London councils issue themselves parking tickets, fight them in court

Parking wardens working for London's local authorities routinely issue tickets against authority-owned vehicles. When this happens, the authority takes itself to court to argue that it shouldn't have to pay fines to itself. Sometimes, they ask the courts to award themselves legal costs from their own pockets. This according to Barrie Segal, who published a book in 2007 on London's insane parking enforcement called The Parking Ticket Awards: Crazy Councils, Meter Madness and Traffic Warden Hell.

It's crazy, but not as crazy as it sounds: drivers for the authority have to pay their own tickets (so naturally they'll fight them), and it's actually kind of admirable for wardens to enforce parking rules against government employees as vigorously as they do the general public.

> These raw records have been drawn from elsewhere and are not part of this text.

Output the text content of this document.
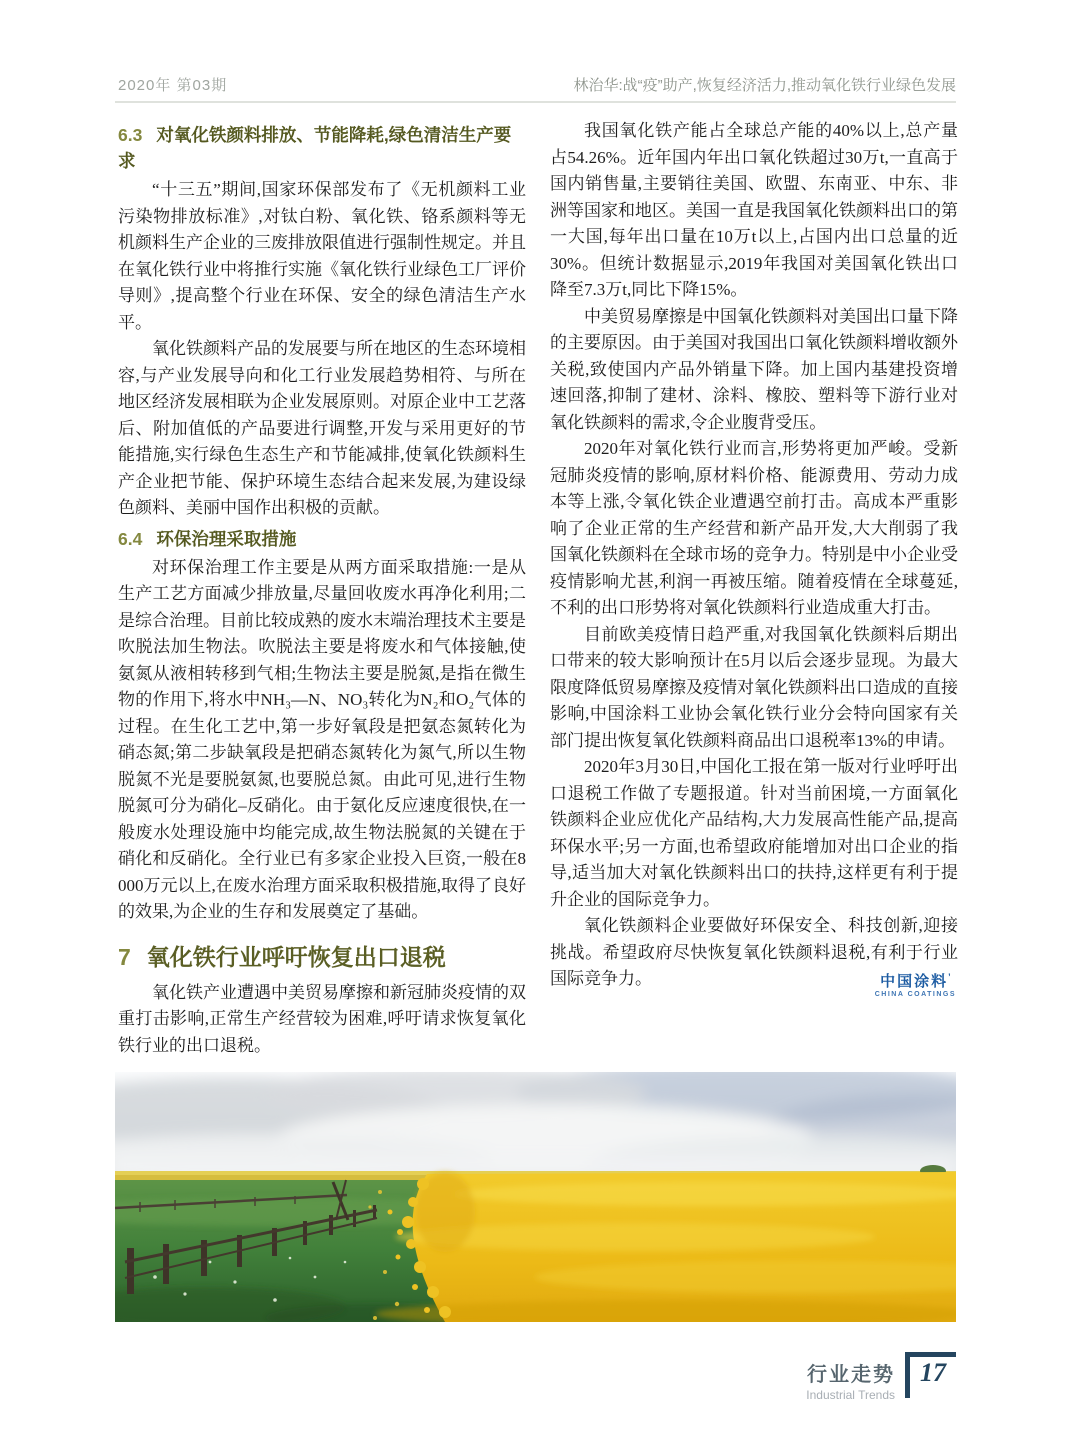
2020年 第03期	林治华:战“疫”助产,恢复经济活力,推动氧化铁行业绿色发展
6.3 对氧化铁颜料排放、节能降耗,绿色清洁生产要求

“十三五”期间,国家环保部发布了《无机颜料工业污染物排放标准》,对钛白粉、氧化铁、铬系颜料等无机颜料生产企业的三废排放限值进行强制性规定。并且在氧化铁行业中将推行实施《氧化铁行业绿色工厂评价导则》,提高整个行业在环保、安全的绿色清洁生产水平。

氧化铁颜料产品的发展要与所在地区的生态环境相容,与产业发展导向和化工行业发展趋势相符、与所在地区经济发展相联为企业发展原则。对原企业中工艺落后、附加值低的产品要进行调整,开发与采用更好的节能措施,实行绿色生态生产和节能减排,使氧化铁颜料生产企业把节能、保护环境生态结合起来发展,为建设绿色颜料、美丽中国作出积极的贡献。

6.4 环保治理采取措施

对环保治理工作主要是从两方面采取措施:一是从生产工艺方面减少排放量,尽量回收废水再净化利用;二是综合治理。目前比较成熟的废水末端治理技术主要是吹脱法加生物法。吹脱法主要是将废水和气体接触,使氨氮从液相转移到气相;生物法主要是脱氮,是指在微生物的作用下,将水中NH₃—N、NO₃转化为N₂和O₂气体的过程。在生化工艺中,第一步好氧段是把氨态氮转化为硝态氮;第二步缺氧段是把硝态氮转化为氮气,所以生物脱氮不光是要脱氨氮,也要脱总氮。由此可见,进行生物脱氮可分为硝化–反硝化。由于氨化反应速度很快,在一般废水处理设施中均能完成,故生物法脱氮的关键在于硝化和反硝化。全行业已有多家企业投入巨资,一般在8 000万元以上,在废水治理方面采取积极措施,取得了良好的效果,为企业的生存和发展奠定了基础。

7 氧化铁行业呼吁恢复出口退税

氧化铁产业遭遇中美贸易摩擦和新冠肺炎疫情的双重打击影响,正常生产经营较为困难,呼吁请求恢复氧化铁行业的出口退税。

我国氧化铁产能占全球总产能的40%以上,总产量占54.26%。近年国内年出口氧化铁超过30万t,一直高于国内销售量,主要销往美国、欧盟、东南亚、中东、非洲等国家和地区。美国一直是我国氧化铁颜料出口的第一大国,每年出口量在10万t以上,占国内出口总量的近30%。但统计数据显示,2019年我国对美国氧化铁出口降至7.3万t,同比下降15%。

中美贸易摩擦是中国氧化铁颜料对美国出口量下降的主要原因。由于美国对我国出口氧化铁颜料增收额外关税,致使国内产品外销量下降。加上国内基建投资增速回落,抑制了建材、涂料、橡胶、塑料等下游行业对氧化铁颜料的需求,令企业腹背受压。

2020年对氧化铁行业而言,形势将更加严峻。受新冠肺炎疫情的影响,原材料价格、能源费用、劳动力成本等上涨,令氧化铁企业遭遇空前打击。高成本严重影响了企业正常的生产经营和新产品开发,大大削弱了我国氧化铁颜料在全球市场的竞争力。特别是中小企业受疫情影响尤甚,利润一再被压缩。随着疫情在全球蔓延,不利的出口形势将对氧化铁颜料行业造成重大打击。

目前欧美疫情日趋严重,对我国氧化铁颜料后期出口带来的较大影响预计在5月以后会逐步显现。为最大限度降低贸易摩擦及疫情对氧化铁颜料出口造成的直接影响,中国涂料工业协会氧化铁行业分会特向国家有关部门提出恢复氧化铁颜料商品出口退税率13%的申请。

2020年3月30日,中国化工报在第一版对行业呼吁出口退税工作做了专题报道。针对当前困境,一方面氧化铁颜料企业应优化产品结构,大力发展高性能产品,提高环保水平;另一方面,也希望政府能增加对出口企业的指导,适当加大对氧化铁颜料出口的扶持,这样更有利于提升企业的国际竞争力。

氧化铁颜料企业要做好环保安全、科技创新,迎接挑战。希望政府尽快恢复氧化铁颜料退税,有利于行业国际竞争力。	中国涂料’
CHINA COATINGS
行业走势
Industrial Trends
17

In 2007, Islington Council issued a parking ticket to one of its own vehicles. The department receiving the ticket disputed the validity of the Penalty Charge Notice and appealed against the fine. The council declined the appeal so the department took the case to the Parking Adjudicator. At this stage, the council submitted no evidence so the ticket was cancelled. The department that appealed the ticket then applied to have their costs reimbursed. The bewildered Adjudicator did not award costs, saying: "The legal status of the two parties in this appeal amounted to one and the same."

Mr Segal says: "You couldn't make this up. This illustrates everything that is wrong with unaccountable parking enforcement in the UK. The craziest thing is that to ask for costs, Islington council must believe that it acted wholly unreasonably or vexatiously against itself.

"If they ever make a sequel to the film Dumb and Dumber I would suggest that the producers look no further than Islington Parking Department for the starring roles."